While analysts predict continued revenue declines in the coming three years, some optimists believe the Microsoft alliance could stabilise Lumen’s core operations. At present, the company’s stock trades at less than twice this year’s revenue, suggesting potential for significant growth if it successfully leverages its new partnership to enhance its AI-focused data centre offerings.
Is Now the Right Time to Invest $1,000 in AST SpaceMobile?
Considering an investment in AST SpaceMobile may warrant a careful evaluation. Current insights from investment analysts reveal that other stocks may offer more promising returns. Recent recommendations highlight a list of 10 top stocks, which notably do not include AST SpaceMobile.

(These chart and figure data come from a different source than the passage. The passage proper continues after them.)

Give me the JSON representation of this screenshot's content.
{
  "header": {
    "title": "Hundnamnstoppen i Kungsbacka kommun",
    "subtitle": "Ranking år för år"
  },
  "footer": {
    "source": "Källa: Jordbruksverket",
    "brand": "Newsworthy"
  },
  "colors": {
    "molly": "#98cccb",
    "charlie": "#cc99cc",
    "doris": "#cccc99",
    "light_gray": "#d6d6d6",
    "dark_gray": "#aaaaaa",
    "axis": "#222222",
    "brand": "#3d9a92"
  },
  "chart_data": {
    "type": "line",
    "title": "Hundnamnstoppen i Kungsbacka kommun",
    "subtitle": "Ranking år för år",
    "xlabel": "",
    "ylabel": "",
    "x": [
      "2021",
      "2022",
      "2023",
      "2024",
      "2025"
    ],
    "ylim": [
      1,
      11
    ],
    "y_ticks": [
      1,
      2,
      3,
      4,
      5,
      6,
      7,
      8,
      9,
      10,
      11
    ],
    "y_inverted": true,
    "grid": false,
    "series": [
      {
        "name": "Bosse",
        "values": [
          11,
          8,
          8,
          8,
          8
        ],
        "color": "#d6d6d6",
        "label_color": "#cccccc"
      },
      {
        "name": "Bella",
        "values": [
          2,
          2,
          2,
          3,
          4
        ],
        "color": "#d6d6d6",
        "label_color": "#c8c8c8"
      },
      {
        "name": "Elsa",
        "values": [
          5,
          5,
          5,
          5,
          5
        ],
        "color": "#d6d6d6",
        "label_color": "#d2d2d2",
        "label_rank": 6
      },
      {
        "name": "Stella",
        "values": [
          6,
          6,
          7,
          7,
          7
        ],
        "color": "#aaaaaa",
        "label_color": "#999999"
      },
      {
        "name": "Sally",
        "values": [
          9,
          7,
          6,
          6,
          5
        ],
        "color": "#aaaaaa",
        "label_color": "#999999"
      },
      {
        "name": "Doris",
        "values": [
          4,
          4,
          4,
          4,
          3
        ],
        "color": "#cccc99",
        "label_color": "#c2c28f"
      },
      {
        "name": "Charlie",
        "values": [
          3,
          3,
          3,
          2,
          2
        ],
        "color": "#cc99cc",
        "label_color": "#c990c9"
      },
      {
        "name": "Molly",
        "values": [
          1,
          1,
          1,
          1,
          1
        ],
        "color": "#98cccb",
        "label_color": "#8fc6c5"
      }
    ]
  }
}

For instance, those who invested in Nvidia after it was recommended in 2005 would have seen substantial growth from their initial investment. An investment of £1,000 at that time could have escalated to approximately £792,725 today. This serves as a testament to the potential of following expert recommendations.
Additionally, subscription services like Stock Advisor offer resources aimed at enhancing investor success. They provide strategies for portfolio management, regular analyst updates, and two new stock recommendations each month. Historically, this service has achieved returns exceeding those of the S&P 500 by more than four times since 2002.
Investors should weigh potential gains against current offerings and consider whether their £1,000 would be better placed in recognised stocks with a solid track record of performance. Thorough analysis and strategic planning are key in making informed investment decisions.